The general said one of the purposes of the transformation is to arm commanders with the mission capable readiness rate of their Airmen. Her vision is when commanders are briefed on the mission capable rate of their “iron,” it would be followed by the mission capable rate of their “human weapon systems.”

During the back-and-forth briefing, the medical enlisted force chief hyped the value of “real training” over computer-based and “just in time” training to prepare for “what our medics are going to see in tomorrow’s fight.”

“What do we get when we put people in stressful situations and training? We develop resiliency,” Cum said. “Training is paramount, we need to get after it and not put it off.”

He explained conceptual initiatives AFMS is looking to implement by 2030, including “FlexWeb,” a web-based technology similar to Alexa to expedite delivery of medical care downrange, as well as “MedicX,” a plan to give all Airmen in health care-related career fields a standard baseline medical skillset.

Another topic Hogg discussed was what she calls “thinking without the box,” citing that when there’s a box, it’s too easy to get back inside it when things gets hard.

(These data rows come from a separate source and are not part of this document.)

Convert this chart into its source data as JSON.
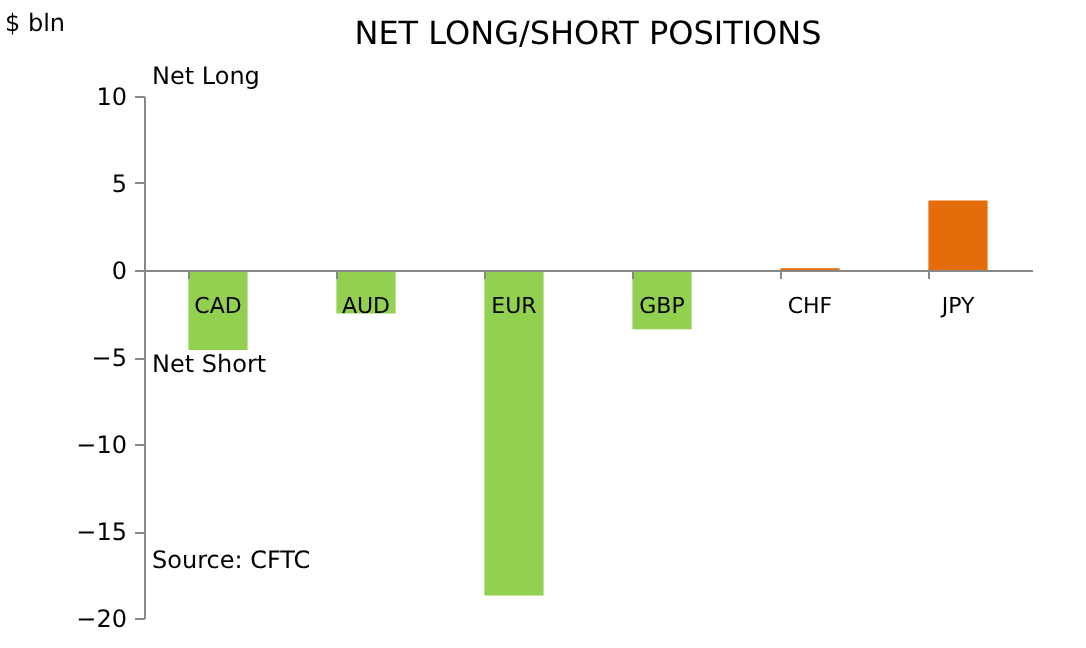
{
  "chart_data": {
    "type": "bar",
    "title": "NET LONG/SHORT POSITIONS",
    "ylabel": "$ bln",
    "categories": [
      "CAD",
      "AUD",
      "EUR",
      "GBP",
      "CHF",
      "JPY"
    ],
    "values": [
      -4.6,
      -2.5,
      -18.7,
      -3.4,
      0.1,
      4.0
    ],
    "colors": [
      "#92d050",
      "#92d050",
      "#92d050",
      "#92d050",
      "#e46c0a",
      "#e46c0a"
    ],
    "ylim": [
      -20,
      10
    ],
    "yticks": [
      -20,
      -15,
      -10,
      -5,
      0,
      5,
      10
    ],
    "grid": false,
    "legend": false,
    "annotations": [
      "Net Long",
      "Net Short",
      "Source: CFTC"
    ]
  }
}
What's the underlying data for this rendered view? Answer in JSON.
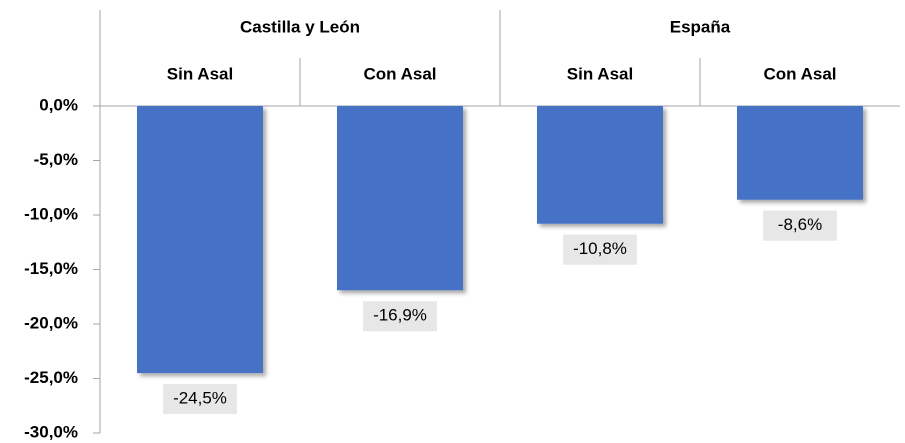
{
  "chart_data": {
    "type": "bar",
    "color": "#4472c4",
    "groups": [
      {
        "name": "Castilla y León",
        "categories": [
          "Sin Asal",
          "Con Asal"
        ],
        "values": [
          -24.5,
          -16.9
        ],
        "value_labels": [
          "-24,5%",
          "-16,9%"
        ]
      },
      {
        "name": "España",
        "categories": [
          "Sin Asal",
          "Con Asal"
        ],
        "values": [
          -10.8,
          -8.6
        ],
        "value_labels": [
          "-10,8%",
          "-8,6%"
        ]
      }
    ],
    "ylim": [
      -30,
      0
    ],
    "yticks": [
      {
        "value": 0,
        "label": "0,0%"
      },
      {
        "value": -5,
        "label": "-5,0%"
      },
      {
        "value": -10,
        "label": "-10,0%"
      },
      {
        "value": -15,
        "label": "-15,0%"
      },
      {
        "value": -20,
        "label": "-20,0%"
      },
      {
        "value": -25,
        "label": "-25,0%"
      },
      {
        "value": -30,
        "label": "-30,0%"
      }
    ]
  }
}
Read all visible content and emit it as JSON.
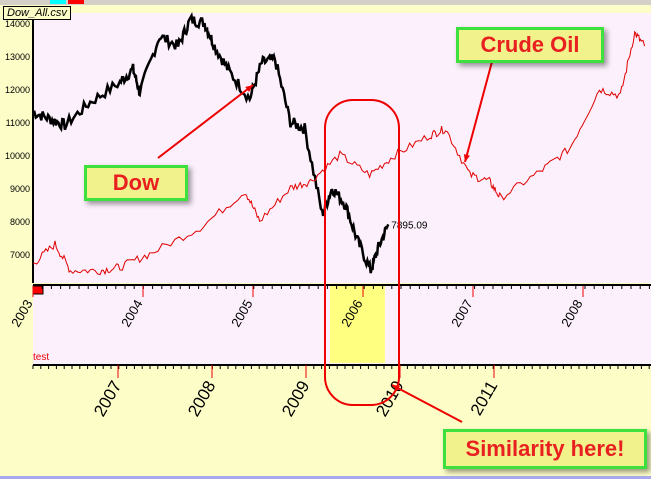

“We have to think big, we need to think broad, and we need to take risk. We’re too risk averse right now. We want to make sure everything is 100% perfect before we start anything,” she said. “Change is constant. We have to think without the box if we are going to solve some of the challenges we have.”

The general concluded by deputizing the audience to be “disruptive innovators.”

“We have seen innovation in our visit with you today. You don’t need to ask permission. It’s okay to try something new,” Hogg said. “There’s only three rules: It can’t be illegal, it can’t be immoral, and it can be unethical.”

“Thank you for what you do,” she said.